Il avoue d’ailleurs que, parmi ce nombre de causes, il y en a toujours une dans chaque nation qui agit avec plus de force que les autres, de façon que celles-ci sont obligées de lui céder.

Cette cause dominatrice forme le caractère presque indélébile de chaque nation, et la gouverne à son insu par des ressorts mystérieux. C’est par ces grands traits qu’on distingue une nation d’une autre. Choquer ces traits distinctifs, et, selon le langage de notre auteur, cet esprit général, ce seroit exercer une tyrannie qui, selon lui, quoique de simple opinion, ne laisseroit pas de produire des effets aussi funestes que la tyrannie réelle, c’est-à-dire la violence du gouvernement.

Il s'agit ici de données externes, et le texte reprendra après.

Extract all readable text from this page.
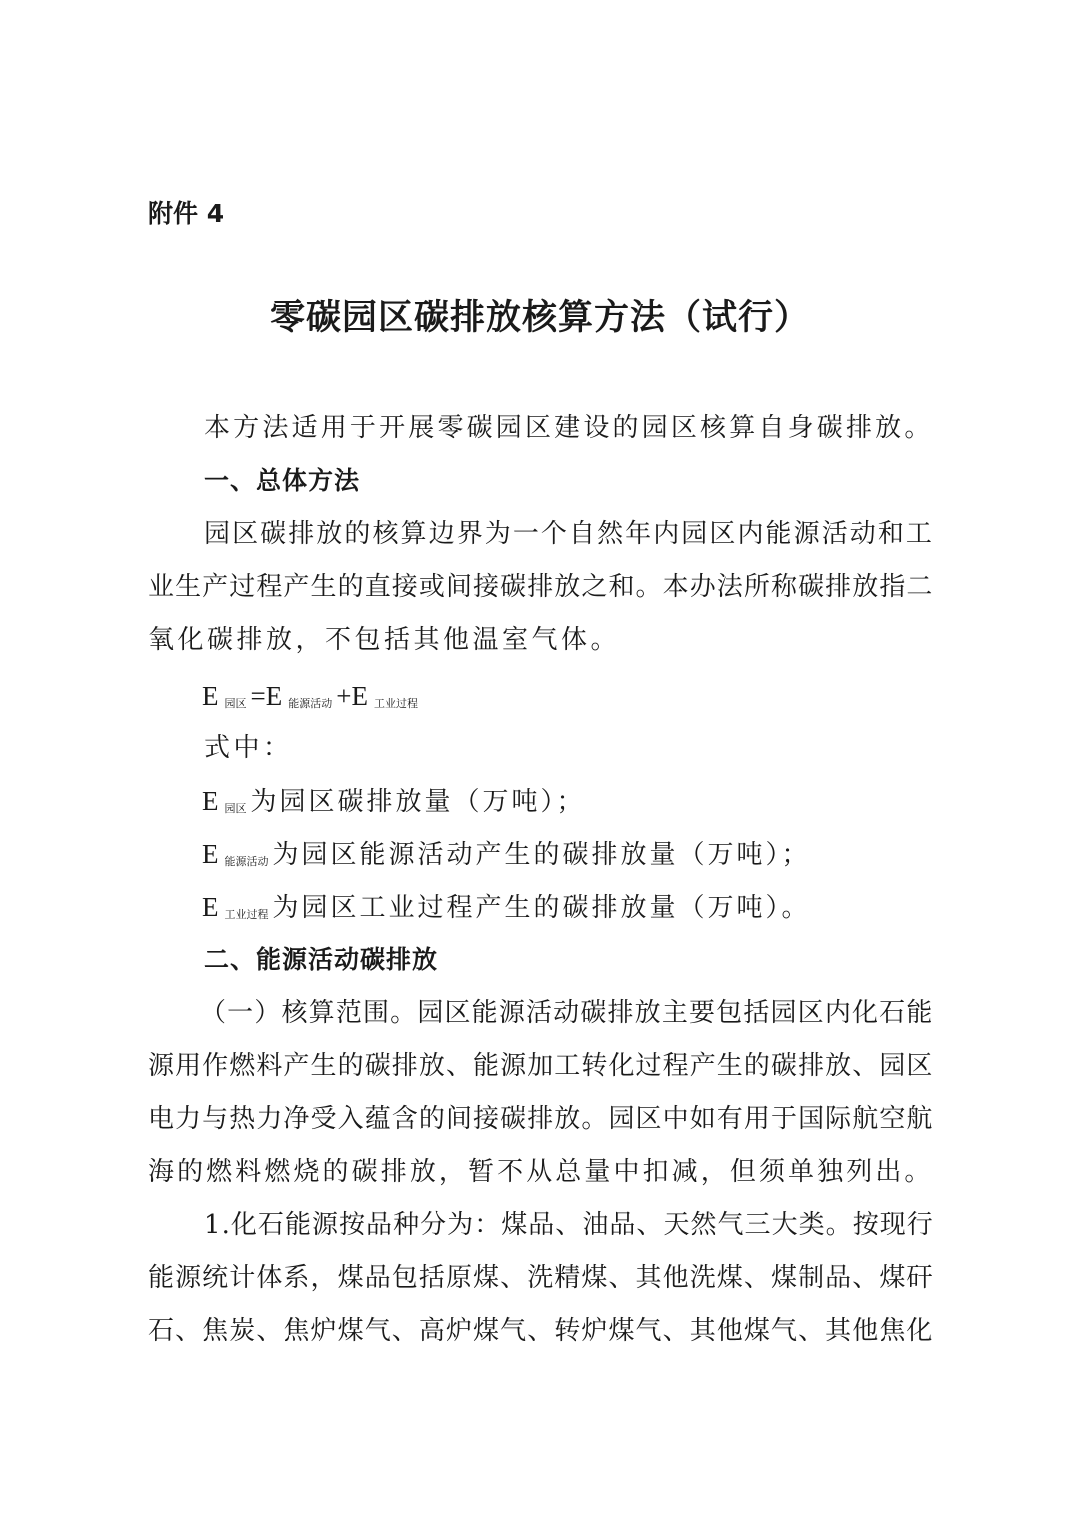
附件 4
零碳园区碳排放核算方法（试行）
本方法适用于开展零碳园区建设的园区核算自身碳排放。
一、总体方法
园区碳排放的核算边界为一个自然年内园区内能源活动和工
业生产过程产生的直接或间接碳排放之和。本办法所称碳排放指二
氧化碳排放，不包括其他温室气体。
E园区 =E 能源活动 +E 工业过程
式中：
E园区 为园区碳排放量（万吨）；
E能源活动 为园区能源活动产生的碳排放量（万吨）；
E工业过程 为园区工业过程产生的碳排放量（万吨）。
二、能源活动碳排放
（一）核算范围。园区能源活动碳排放主要包括园区内化石能
源用作燃料产生的碳排放、能源加工转化过程产生的碳排放、园区
电力与热力净受入蕴含的间接碳排放。园区中如有用于国际航空航
海的燃料燃烧的碳排放，暂不从总量中扣减，但须单独列出。
1.化石能源按品种分为：煤品、油品、天然气三大类。按现行
能源统计体系，煤品包括原煤、洗精煤、其他洗煤、煤制品、煤矸
石、焦炭、焦炉煤气、高炉煤气、转炉煤气、其他煤气、其他焦化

Notre auteur a bien senti l’importance de ce grand rapport des lois avec l'esprit général, les mœurs, les manières, qui règnent plus impérieusement que les lois, vu leur grande influence sur la façon de penser, de sentir et d’agir de toute une nation. Il a vu combien il faut être circonspect à n’apporter aucun changement à cet esprit général, afin qu’en gênant les vices politiques, on ne gêne pas les vertus politiques, qui souvent en dérivent. Aussi s’est-il occupé entièrement à développer toutes ces relations.

Il veut qu’on procède lentement et par degrés à détromper les peuples de leurs erreurs fortifiées par le temps, vu le grand danger auquel on exposeroit l’État par une réforme subite. Ce même changement des mœurs et des manières, lorsqu’il est nécessaire, ne doit être fait que par d’autres mœurs et d’autres manières, et jamais par des lois, à cause de la grande différence qu’il y a entre les lois et les mœurs, celles-là ne tenant qu’aux institutions particulières et précises du législateur, celles-ci aux institutions de la nation en général. De là il s’ensuit que, comme on ne sauroit empêcher les crimes que par des peines, on ne peut aussi changer les manières que par des exemples.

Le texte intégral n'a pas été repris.